Friday, September 20, 2013


It took many, many years before they knew that he had spoken truly  -- all the years of his growing up from the eager little boy who had spilled his dreams without a second thought, through the agonies of his adolescence and early adulthood, through to the resting place of his amazing success while still a fairly young man. But they did not share many of those years together, he was banished from their sight to a far country, to walk his bitter road alone. And not even his father believed that those dreams were true portents of his destiny.

Ironically, it was those same dreams of future grandeur that started him on the dreadful path of alienation from his brothers, the path downward into slavery, imprisonment and ultimate exaltation. As most men do, they judged his heart by the standards of their own motivations, and mistook his starry-eyed excitement for the kind of darkly jealous pride with which they had jostled each other for position in that tumultuous and complex family.  And seeing him through that prism, they noted all the other little signs of their father’s favour, favour which should have gone to them as Joseph’s seniors, and their hearts were hardened against him. And when the boy in the coat of privilege tattled primly to their father about their misdoings, their anger against him became murderous, So, when the opportunity presented, they sold him to the strangers from Midian, and his descent into Egypt began. Only his father mourned for him.

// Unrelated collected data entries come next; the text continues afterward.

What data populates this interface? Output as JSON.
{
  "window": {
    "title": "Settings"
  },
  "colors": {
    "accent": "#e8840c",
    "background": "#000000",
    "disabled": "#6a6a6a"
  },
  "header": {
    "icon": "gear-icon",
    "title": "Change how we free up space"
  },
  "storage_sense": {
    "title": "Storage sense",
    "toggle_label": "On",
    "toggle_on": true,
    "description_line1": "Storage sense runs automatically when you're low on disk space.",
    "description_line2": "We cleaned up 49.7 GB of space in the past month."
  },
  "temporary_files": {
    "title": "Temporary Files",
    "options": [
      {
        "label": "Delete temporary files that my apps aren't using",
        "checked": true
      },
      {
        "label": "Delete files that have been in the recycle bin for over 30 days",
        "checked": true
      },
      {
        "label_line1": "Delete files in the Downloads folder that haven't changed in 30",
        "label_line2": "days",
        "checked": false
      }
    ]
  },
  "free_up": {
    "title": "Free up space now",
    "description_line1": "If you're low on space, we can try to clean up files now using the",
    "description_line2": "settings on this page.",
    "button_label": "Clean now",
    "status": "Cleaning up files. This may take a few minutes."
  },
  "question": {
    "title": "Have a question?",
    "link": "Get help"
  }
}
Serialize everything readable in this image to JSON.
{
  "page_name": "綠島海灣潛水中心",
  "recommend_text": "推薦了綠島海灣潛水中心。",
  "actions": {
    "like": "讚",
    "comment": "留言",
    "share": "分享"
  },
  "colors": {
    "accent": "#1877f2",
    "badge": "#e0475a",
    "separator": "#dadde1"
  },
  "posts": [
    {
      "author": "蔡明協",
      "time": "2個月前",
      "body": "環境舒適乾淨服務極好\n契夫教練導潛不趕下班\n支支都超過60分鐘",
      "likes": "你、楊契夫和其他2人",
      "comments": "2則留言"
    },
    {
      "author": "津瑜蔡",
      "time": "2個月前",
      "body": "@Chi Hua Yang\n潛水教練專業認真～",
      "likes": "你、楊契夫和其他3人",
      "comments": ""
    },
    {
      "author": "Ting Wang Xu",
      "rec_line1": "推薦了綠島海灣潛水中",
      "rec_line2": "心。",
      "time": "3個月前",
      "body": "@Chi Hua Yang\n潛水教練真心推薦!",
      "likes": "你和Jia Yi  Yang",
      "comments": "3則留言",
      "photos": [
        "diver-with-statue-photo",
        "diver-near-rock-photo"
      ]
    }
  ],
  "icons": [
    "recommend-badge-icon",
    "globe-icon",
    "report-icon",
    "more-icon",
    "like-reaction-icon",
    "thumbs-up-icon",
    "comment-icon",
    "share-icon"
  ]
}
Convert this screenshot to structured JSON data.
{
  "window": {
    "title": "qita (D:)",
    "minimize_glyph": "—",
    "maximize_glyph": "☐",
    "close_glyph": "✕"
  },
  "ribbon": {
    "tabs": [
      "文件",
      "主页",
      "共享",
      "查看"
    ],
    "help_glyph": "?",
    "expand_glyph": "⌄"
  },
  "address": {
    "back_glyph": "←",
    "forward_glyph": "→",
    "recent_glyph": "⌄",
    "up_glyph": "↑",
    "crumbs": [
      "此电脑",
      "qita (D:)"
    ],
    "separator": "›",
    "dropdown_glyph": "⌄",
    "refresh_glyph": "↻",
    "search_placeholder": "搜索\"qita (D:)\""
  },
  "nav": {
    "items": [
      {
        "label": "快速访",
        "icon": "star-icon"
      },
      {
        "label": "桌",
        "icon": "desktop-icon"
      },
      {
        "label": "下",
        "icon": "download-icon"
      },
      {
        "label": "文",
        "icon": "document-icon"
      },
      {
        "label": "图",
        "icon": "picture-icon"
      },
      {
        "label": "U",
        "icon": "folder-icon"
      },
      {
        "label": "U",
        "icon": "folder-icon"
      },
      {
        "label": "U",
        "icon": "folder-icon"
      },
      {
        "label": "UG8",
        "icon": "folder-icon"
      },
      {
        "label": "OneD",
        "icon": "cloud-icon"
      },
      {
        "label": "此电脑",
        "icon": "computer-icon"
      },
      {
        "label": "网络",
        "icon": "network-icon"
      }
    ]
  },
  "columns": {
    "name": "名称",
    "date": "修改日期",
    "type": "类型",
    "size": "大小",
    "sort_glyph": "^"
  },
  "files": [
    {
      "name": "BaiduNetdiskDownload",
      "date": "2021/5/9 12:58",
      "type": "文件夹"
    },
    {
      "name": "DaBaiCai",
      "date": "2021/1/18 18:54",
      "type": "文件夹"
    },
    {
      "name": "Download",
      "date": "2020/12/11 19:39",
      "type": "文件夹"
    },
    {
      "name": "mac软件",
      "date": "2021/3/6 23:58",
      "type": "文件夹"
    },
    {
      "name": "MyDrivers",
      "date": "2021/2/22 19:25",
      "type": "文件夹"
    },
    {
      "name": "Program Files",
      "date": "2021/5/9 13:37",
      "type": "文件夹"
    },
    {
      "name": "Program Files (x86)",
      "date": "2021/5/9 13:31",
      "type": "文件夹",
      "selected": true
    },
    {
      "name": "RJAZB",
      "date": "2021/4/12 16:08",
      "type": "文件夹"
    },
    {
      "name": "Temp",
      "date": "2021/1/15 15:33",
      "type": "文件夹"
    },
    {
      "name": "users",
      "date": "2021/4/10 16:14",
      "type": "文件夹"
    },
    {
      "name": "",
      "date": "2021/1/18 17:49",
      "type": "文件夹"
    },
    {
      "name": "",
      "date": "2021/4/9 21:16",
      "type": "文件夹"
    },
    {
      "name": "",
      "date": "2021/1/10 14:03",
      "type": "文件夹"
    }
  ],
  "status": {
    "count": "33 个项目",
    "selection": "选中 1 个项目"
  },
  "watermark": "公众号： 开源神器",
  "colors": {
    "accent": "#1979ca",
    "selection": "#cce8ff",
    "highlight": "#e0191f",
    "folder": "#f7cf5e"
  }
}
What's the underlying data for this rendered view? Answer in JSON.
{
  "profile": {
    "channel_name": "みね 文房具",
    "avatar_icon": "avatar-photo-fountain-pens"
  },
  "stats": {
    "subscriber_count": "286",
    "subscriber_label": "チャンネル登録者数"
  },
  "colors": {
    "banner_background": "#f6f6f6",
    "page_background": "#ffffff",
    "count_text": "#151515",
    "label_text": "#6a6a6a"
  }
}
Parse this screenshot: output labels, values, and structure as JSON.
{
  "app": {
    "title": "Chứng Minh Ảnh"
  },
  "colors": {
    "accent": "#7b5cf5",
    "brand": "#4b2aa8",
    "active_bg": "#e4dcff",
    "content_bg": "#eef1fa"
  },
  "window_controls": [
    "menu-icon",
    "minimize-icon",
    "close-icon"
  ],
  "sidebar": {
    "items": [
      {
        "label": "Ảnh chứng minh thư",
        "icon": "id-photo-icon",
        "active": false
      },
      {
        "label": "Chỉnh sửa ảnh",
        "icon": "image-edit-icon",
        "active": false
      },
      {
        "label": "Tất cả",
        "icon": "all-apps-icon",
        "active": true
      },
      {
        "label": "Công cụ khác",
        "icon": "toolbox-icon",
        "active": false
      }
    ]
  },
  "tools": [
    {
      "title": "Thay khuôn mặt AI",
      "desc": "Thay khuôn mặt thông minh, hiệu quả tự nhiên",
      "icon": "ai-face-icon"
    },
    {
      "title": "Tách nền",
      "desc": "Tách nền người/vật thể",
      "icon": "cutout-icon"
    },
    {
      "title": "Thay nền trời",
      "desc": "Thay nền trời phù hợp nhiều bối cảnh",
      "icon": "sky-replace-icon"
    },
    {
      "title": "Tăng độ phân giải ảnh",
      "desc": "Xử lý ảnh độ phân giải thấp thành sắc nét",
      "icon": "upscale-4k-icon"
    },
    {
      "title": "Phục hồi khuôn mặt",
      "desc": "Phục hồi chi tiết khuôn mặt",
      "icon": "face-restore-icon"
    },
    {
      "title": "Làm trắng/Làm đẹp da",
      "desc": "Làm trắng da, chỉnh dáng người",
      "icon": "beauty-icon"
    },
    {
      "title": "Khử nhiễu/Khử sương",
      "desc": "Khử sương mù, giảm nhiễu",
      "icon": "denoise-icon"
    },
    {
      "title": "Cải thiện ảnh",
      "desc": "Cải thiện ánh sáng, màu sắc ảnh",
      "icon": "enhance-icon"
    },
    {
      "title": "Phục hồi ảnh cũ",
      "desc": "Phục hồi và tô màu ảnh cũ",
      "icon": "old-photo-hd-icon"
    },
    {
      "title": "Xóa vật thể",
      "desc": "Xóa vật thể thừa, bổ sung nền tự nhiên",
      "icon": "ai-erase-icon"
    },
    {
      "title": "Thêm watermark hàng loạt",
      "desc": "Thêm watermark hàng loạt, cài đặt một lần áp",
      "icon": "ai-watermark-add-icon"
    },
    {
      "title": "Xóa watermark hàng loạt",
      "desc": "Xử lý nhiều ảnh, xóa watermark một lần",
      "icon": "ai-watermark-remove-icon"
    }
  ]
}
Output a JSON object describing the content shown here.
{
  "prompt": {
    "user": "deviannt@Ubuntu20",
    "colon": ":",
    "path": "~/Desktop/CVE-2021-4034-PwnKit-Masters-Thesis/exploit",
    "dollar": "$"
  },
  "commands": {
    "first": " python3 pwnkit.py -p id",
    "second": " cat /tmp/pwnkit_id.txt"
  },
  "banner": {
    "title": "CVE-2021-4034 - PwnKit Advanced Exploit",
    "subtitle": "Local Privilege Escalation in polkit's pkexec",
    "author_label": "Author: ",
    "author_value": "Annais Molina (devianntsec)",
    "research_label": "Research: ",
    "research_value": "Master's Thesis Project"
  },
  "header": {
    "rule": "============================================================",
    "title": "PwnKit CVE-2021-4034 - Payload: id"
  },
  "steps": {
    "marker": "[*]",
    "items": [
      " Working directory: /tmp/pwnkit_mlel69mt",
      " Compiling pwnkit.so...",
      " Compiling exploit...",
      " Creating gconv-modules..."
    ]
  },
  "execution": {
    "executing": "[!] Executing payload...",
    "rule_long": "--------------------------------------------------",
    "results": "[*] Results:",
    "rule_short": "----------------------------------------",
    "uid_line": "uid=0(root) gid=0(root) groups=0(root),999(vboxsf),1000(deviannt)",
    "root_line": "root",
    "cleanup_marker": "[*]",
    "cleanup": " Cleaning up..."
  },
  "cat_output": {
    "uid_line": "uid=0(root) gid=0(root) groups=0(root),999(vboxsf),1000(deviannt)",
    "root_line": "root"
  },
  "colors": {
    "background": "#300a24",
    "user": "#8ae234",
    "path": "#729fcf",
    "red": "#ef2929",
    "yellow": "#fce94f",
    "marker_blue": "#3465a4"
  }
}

And the years in Egypt passed, and the young man passed from slave to prisoner to princely status, and his family knew nothing of it, nothing at all, until the famine drove them, desperate as beggars, to the palace of their despised brother to bargain with him for their bread. Sacks of grain he sold them, this strange distant Egyptian who seemed so stern and closed of face, and they had no idea that this man, their brother, wept behind closed doors for the wonder and the sorrow of it all, turning over and over in his mind the question that consumed him – was there any repentance in their hearts? Had they changed? Did they now know what it meant to truly be a brother? Had they learnt to care for something beyond their own immediate self-interest? It was overwhelming to know that he, the despised and ill-treated younger brother now held the power of life and death over the very men who had so terribly wronged him.

So he devised a plan to test their hearts. Sternly and officiously, he demanded that they return with his little brother Benjamin, keeping one of them hostage to ensure their good faith; and, when they did, he engineered things so that Benjamin, now in turn their father’s favourite, would be arrested as a thief. Would they take advantage of the situation to abandon him? But no, this time Judah stepped forward and offered himself in Benjamin’s place, and Joseph could no longer keep his distance. Sending all his attendants from the room, he disclosed himself to his brothers and they trembled, remembering how they had wronged him.

But Joseph, too, had been changed. There was no resentment or anger left, only wonder that God had used the whole sequence of events for the saving of many lives. And as they bowed now to their little brother, did they remember that dream, so long ago, that they had scorned, when he had seen them doing exactly that?